Figure 2. Measured Hg(II) (pg m-3) Versus Altitude (km) From Aircraft Measurements Over South Florida and the Adjacent Atlantic Ocean During June 2000 (points). The line represents model Hg(II) versus altitude, based on an average of model results during the afternoon on the five days (June 9, 12, 14, 25, and 26) that coincide with measurements.
Tests have been completed for model sensitivity to direct emissions, background Hg0, and chemistry, including tests for the impact of a specific reaction (the aqueous reaction of Hg(II) with HO2) that recently was found to be uncertain.
It was found that ozone formation during pollution events can significantly affect ambient RGM. The model predicts a 50 percent reduction in RGM if emission of ozone precursor emissions was eliminated. The model predicted that RGM should show a significant positive correlation with ozone in cases where RGM is enhanced as a result of ozone formation. This correlation should provide a way to test for the validity of the model prediction concerning the impact of ozone on RGM.
The following activities are planned for 2005-2006:
- Complete the interpretation of results from the regional model described above, focusing on the predicted wet deposition of mercury.
- Develop an extended comparison of model results with measurements, focusing on predicted model correlations (RGM vs.

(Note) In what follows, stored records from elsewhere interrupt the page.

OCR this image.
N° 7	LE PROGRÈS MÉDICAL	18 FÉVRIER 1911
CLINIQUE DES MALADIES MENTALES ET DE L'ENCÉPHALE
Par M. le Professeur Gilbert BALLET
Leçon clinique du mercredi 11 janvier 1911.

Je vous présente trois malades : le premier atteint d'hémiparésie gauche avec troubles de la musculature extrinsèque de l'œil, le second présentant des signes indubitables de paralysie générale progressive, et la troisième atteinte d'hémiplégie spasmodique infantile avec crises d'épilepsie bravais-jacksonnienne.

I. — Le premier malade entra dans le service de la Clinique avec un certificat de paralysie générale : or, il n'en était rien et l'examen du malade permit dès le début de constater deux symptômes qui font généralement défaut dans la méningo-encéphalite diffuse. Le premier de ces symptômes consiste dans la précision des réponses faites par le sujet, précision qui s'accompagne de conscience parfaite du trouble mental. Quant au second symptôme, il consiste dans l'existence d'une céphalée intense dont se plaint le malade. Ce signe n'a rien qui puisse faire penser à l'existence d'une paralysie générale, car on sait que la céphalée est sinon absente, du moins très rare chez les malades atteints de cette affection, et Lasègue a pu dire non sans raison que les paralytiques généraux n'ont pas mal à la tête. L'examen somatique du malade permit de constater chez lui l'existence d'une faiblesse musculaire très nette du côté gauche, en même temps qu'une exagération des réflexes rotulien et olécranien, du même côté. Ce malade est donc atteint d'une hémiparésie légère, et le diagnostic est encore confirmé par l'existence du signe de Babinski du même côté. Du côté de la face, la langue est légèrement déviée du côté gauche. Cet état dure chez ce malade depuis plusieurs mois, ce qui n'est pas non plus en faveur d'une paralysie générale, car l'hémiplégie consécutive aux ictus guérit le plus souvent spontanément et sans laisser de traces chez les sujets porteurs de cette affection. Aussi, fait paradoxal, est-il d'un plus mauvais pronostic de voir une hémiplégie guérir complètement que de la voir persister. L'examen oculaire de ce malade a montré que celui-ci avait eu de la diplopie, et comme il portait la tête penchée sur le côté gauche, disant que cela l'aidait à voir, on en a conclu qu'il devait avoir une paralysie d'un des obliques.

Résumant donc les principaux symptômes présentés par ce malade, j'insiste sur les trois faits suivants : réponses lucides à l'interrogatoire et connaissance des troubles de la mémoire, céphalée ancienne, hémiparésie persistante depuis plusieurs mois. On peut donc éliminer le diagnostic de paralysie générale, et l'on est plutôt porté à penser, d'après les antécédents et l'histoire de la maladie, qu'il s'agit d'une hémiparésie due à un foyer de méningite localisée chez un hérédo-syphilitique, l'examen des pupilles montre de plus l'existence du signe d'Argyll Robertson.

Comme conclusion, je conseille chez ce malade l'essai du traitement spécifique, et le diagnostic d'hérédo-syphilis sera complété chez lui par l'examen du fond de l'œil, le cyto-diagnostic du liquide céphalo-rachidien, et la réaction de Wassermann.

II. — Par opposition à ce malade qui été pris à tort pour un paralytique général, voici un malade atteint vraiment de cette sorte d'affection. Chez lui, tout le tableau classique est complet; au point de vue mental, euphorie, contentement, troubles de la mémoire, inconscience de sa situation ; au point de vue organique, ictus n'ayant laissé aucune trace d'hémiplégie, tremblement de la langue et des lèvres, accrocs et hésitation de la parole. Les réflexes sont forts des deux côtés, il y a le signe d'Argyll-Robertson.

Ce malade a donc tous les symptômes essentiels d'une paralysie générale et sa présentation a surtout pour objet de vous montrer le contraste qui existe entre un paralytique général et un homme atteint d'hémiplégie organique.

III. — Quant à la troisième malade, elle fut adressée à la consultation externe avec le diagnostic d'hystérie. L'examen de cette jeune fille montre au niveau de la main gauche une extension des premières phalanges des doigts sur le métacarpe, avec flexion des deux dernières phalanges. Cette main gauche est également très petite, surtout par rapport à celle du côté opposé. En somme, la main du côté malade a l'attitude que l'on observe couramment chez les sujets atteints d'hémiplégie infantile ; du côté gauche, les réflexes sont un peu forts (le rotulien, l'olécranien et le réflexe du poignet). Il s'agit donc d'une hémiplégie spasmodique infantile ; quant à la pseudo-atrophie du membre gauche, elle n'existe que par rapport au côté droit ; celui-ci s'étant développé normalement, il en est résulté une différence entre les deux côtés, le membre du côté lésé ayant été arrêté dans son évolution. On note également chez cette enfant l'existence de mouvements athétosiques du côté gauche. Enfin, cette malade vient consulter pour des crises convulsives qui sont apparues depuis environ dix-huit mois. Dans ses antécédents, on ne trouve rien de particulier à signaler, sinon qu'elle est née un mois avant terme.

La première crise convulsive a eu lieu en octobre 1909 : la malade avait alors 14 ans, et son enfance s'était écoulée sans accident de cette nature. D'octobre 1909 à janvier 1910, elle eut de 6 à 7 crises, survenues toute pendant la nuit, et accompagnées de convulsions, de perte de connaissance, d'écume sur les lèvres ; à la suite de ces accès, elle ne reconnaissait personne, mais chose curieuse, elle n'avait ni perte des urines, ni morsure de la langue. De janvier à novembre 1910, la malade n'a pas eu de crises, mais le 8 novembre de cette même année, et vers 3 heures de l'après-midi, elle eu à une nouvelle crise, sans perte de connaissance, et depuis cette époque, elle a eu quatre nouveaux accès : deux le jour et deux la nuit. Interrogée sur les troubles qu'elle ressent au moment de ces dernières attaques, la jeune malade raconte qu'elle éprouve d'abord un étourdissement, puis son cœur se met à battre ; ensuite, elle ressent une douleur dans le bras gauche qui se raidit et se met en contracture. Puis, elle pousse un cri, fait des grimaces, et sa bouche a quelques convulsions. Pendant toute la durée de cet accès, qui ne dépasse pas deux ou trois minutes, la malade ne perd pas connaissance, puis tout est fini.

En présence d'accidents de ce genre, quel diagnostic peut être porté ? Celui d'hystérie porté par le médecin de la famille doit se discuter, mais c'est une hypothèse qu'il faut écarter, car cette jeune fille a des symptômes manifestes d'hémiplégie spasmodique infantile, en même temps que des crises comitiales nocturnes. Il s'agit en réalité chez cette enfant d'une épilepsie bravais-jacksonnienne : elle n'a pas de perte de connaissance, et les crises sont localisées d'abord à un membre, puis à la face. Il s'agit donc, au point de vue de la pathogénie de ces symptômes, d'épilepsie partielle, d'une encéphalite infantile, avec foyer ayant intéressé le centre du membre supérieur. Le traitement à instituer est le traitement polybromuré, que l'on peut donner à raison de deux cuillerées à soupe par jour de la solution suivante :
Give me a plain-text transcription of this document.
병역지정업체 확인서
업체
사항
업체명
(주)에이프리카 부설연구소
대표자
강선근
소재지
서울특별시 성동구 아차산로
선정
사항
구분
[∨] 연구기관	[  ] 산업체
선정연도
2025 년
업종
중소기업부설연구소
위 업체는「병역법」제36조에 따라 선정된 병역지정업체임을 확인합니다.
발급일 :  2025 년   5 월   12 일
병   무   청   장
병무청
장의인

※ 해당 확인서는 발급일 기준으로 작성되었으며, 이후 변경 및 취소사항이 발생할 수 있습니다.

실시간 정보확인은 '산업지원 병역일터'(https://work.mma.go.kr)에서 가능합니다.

Hg0, RGM vs. ozone) that are closely linked with model predictions concerning the sources of RGM (direct emissions, photochemistry, etc.) and might therefore be used to test the validity of model processes.
- Develop model scenarios using fine grid resolution to investigate processes in south Florida, including the impact of power plants, which are not well represented in the current regional horizontal grid.
- Develop model scenarios for comparison with measurements in the Great Lakes region.
- Submit current results for publication in peer-reviewed literature.
Further integration between the gas-aqueous and aerosol components of the CMAQ model also is needed, but it will not likely be completed during the next year due to the complexity of this task.
Barth M, Sillman S, Hudman R, Jacobson MZ, Kim C-H, Monod A, Liang J. Summary of the cloud chemistry modeling intercomparison: photochemical box model calculation. Journal of Geophysical Research 2003;108(D7), 4214, doi:10.1029/2002JD002673.